Lil’ ol’ Apple, only the second largest company on the planet. Why does everyone have to pick on them? 🙄

That would make them less competitive against Google and make the dominant market player even stronger and less constrained in their behavior.
Actually, it wouldn't. The DMA constrains Google as well. Of course, you may have forgotten that since some would have everyone believe that the DMA was passed just to pick on Apple, even though it covers several other companies including Google.

Do they back away from their privacy oriented stance to make up the shortfall? I think that would be bad for consumers, but the lack of distinction relative to Google also gives Google a stronger position in the market because Google has far better developed machinery for converting data to money.
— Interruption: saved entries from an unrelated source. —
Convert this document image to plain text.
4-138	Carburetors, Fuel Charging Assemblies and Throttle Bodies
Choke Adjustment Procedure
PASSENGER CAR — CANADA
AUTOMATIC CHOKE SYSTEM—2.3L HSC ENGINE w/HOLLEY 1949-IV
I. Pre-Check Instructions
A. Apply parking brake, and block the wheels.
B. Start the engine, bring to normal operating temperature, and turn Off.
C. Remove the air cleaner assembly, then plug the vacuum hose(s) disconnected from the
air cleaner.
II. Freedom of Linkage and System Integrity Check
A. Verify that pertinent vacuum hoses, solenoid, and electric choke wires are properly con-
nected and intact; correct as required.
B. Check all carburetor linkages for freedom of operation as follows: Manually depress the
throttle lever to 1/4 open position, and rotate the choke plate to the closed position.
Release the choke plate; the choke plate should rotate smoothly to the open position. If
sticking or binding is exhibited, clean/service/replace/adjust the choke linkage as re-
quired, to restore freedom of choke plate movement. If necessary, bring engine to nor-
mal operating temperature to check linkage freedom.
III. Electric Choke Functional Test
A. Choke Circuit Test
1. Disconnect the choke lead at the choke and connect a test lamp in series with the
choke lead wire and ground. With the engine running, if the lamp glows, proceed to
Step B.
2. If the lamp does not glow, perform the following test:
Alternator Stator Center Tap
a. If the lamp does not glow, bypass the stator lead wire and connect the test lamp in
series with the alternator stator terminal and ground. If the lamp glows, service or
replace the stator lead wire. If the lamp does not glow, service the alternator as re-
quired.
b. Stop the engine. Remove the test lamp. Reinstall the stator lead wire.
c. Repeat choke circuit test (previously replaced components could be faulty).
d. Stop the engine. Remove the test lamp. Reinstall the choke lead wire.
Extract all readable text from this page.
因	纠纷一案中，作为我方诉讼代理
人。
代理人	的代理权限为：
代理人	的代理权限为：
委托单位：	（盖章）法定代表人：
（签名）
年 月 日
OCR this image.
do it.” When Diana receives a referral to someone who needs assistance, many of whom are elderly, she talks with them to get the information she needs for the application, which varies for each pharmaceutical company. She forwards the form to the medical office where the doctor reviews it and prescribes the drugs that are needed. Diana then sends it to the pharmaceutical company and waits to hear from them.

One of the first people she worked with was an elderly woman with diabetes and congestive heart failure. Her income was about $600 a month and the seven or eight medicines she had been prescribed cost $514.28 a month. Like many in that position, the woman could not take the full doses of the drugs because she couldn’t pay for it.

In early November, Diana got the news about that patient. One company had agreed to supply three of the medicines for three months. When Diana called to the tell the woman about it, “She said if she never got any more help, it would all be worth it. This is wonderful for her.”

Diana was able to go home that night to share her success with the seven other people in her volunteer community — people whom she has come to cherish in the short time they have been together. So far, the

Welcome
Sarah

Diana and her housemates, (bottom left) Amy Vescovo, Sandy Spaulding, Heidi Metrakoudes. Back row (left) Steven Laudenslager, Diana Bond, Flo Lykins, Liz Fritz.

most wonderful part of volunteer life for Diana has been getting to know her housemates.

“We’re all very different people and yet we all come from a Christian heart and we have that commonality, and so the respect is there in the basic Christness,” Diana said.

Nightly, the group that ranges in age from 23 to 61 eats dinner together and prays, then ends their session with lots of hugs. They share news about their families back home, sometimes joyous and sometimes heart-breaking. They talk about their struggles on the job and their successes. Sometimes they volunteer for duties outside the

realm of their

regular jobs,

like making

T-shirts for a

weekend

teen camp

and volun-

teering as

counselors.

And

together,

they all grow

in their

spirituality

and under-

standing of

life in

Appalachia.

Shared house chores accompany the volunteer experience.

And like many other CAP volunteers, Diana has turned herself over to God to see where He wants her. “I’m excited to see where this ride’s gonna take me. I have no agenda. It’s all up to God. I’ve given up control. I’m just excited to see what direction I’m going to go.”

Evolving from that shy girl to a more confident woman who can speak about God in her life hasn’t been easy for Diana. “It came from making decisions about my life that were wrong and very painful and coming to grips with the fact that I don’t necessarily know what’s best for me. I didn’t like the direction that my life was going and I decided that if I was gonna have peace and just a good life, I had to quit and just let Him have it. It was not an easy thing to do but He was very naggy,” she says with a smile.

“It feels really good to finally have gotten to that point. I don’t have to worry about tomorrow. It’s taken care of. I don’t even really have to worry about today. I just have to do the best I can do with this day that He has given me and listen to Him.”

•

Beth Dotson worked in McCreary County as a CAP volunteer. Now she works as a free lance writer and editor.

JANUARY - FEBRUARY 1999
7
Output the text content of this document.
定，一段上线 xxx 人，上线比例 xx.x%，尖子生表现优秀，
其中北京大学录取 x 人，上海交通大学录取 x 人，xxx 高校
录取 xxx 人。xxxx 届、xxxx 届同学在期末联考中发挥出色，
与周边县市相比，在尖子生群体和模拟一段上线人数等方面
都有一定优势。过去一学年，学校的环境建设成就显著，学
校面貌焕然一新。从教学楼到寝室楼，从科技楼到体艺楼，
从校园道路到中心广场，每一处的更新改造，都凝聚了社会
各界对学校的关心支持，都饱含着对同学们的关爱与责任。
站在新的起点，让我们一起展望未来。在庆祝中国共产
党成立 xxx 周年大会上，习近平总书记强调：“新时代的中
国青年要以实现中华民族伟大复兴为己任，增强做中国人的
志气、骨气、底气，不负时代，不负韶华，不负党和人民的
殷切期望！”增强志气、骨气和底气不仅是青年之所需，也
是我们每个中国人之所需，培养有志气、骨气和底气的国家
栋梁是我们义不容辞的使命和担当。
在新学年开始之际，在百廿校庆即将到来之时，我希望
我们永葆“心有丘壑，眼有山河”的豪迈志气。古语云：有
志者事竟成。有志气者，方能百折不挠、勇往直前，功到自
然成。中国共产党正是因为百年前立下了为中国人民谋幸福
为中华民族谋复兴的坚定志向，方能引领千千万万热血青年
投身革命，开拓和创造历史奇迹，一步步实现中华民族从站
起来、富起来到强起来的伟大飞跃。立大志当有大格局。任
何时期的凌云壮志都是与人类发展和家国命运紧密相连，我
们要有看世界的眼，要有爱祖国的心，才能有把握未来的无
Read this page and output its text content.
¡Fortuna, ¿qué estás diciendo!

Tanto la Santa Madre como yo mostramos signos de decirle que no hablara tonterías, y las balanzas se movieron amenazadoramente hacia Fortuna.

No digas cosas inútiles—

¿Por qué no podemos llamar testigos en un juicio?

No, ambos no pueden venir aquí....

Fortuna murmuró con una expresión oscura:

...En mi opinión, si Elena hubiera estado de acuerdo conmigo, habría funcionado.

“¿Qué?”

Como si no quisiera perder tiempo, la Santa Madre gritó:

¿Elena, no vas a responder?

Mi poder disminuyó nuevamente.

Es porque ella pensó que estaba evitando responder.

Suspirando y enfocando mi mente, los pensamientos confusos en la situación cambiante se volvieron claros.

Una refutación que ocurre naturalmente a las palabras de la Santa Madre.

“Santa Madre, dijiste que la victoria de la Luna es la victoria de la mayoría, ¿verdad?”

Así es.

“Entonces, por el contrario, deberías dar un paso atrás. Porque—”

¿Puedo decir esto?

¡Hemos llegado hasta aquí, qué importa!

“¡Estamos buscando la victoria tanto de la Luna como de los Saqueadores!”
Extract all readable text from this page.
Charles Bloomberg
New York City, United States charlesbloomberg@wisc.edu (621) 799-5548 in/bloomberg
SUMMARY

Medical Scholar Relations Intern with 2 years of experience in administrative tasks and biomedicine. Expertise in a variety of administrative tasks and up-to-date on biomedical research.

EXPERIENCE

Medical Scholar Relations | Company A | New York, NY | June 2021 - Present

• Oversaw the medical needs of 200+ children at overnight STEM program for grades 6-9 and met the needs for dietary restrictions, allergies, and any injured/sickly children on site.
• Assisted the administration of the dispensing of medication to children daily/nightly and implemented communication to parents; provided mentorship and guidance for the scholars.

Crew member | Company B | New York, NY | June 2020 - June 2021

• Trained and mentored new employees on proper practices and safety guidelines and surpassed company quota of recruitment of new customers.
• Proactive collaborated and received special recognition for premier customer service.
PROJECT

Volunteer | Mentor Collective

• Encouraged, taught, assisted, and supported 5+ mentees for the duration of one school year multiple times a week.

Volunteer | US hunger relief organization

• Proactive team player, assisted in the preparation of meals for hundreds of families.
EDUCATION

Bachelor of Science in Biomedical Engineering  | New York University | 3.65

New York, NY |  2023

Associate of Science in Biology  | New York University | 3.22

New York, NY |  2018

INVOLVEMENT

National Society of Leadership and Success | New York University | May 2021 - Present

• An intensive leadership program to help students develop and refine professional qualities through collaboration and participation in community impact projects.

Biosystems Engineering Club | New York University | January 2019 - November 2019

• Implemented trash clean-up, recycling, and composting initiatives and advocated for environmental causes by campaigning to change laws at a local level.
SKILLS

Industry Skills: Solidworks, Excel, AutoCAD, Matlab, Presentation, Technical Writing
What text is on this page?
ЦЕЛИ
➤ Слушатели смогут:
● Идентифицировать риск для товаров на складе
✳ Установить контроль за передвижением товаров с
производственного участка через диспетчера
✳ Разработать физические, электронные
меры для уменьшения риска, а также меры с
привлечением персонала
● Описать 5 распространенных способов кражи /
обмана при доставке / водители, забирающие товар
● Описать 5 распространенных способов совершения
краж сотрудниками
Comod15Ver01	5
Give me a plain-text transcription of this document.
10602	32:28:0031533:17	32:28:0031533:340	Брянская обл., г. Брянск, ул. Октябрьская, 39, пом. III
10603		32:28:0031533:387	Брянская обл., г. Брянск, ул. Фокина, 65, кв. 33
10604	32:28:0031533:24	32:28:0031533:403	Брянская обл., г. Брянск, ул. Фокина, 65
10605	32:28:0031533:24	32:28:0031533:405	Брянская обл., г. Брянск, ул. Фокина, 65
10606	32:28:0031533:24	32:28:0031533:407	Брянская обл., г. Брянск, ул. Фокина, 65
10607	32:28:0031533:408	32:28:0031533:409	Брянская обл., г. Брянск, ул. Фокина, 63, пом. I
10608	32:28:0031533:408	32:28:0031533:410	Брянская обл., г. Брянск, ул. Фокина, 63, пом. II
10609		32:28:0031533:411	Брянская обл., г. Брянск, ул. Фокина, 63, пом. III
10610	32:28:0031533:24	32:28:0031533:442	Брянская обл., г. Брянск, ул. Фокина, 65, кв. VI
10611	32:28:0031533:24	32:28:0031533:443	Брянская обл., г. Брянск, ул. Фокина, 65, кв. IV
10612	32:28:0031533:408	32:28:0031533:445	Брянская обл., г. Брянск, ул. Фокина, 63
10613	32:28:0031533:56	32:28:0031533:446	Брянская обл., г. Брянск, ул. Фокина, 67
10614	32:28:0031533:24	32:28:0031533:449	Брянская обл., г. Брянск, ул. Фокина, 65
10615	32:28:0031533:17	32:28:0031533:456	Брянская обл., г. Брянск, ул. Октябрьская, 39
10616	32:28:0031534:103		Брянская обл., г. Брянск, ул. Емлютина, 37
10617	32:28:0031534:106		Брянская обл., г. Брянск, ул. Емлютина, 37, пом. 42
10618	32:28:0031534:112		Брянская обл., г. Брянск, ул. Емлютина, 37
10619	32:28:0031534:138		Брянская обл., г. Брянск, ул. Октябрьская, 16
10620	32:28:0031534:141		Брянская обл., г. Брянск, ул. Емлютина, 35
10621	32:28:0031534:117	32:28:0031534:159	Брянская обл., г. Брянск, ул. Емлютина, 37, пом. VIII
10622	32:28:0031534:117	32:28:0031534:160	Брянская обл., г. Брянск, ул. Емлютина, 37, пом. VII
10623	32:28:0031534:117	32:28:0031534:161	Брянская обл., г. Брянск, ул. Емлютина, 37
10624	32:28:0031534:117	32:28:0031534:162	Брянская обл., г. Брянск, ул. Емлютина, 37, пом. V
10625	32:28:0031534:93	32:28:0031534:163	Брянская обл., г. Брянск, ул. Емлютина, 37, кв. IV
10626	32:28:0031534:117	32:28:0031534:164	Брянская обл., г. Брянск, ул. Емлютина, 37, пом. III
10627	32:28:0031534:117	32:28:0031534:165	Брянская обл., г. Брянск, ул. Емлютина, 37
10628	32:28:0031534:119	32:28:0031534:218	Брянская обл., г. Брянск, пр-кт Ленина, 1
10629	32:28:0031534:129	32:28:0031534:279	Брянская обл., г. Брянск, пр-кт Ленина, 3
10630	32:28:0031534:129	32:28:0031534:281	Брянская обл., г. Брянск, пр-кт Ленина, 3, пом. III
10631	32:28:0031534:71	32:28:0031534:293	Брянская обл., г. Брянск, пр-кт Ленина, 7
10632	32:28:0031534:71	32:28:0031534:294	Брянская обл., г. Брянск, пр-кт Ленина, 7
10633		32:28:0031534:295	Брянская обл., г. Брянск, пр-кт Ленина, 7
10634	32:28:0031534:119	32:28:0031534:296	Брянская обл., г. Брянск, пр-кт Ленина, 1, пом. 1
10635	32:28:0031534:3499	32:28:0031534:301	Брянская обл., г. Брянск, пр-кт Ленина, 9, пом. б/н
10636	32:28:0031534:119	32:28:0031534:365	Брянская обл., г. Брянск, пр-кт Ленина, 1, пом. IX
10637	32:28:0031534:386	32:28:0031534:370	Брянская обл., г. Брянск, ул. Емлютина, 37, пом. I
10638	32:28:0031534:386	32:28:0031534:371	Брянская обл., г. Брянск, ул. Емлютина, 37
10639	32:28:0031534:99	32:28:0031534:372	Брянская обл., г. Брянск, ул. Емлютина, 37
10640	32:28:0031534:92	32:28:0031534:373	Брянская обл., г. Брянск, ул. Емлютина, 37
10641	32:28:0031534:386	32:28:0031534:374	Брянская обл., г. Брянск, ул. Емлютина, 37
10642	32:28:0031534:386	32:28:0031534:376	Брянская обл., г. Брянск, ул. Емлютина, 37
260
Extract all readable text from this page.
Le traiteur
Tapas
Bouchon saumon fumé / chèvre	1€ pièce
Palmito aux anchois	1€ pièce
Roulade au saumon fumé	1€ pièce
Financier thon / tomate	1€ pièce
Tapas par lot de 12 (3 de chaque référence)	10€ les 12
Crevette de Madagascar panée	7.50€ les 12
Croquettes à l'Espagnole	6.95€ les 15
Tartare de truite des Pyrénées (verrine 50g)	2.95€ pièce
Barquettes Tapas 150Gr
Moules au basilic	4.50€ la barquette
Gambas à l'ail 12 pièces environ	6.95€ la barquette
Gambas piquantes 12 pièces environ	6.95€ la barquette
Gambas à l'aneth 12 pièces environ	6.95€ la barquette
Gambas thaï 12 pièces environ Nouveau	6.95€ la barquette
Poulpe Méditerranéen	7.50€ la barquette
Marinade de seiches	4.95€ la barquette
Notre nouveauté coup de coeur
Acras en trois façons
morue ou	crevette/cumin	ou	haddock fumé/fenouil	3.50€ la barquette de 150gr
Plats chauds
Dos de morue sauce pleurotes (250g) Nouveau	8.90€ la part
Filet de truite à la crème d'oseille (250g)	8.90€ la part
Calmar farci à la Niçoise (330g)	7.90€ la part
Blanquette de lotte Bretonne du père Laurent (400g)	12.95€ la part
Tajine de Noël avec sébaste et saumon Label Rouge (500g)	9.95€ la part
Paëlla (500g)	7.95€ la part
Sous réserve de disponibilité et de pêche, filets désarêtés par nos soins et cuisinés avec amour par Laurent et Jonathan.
Further to that, these alternate AppStores won't be motivated to protect user privacy in the same way Apple's is, and gives yet another vector for data driven companies, Google first and foremost, to thrive. Google has chafed at Apple's AppStore restrictions all along, to the point of illegally circumventing them on occasion. The Apple AppStore will shrink in size, not because Apple isn't providing a better product
Who decides what's a better product? For many folks, an app store that doesn't tell them what they are and are not allowed to install on the their device is the better product. To go back and again answer one of your earlier questions, if Apple maintains a truly superior App Store then developers and customers will choose to continue using their App Store and continue paying Apple the commission they're asking for, which they can then use to offset the cost of their software development as well, instead of relying largely on a mountain of cash from hardware sales.

but because the Apple AppStore needs to recover the cost of iOS in addition to the cost of operating the store and the competitors do not so the Apple fees will need to be higher to break even. "User is a product" thrives in a world of many AppStores and free or low cost products, "user is a customer" does not.
It certainly seems to have worked for Apple.

This is what I mean when I say the DMA is removing competition in the market by undermining one of two business models and preferentially treating the dominant player.
The fragment of Apple's business that you choose to call their "business model" requires being a monopoly. While Apple as a whole isn't a monopoly, the part you lament going the way of the dodo absolutely is. Sorry that you wish that particular monopolism would continue to fly in the EU, but it won't. Apple does not have a right to that monopoly, as the EU has made clear.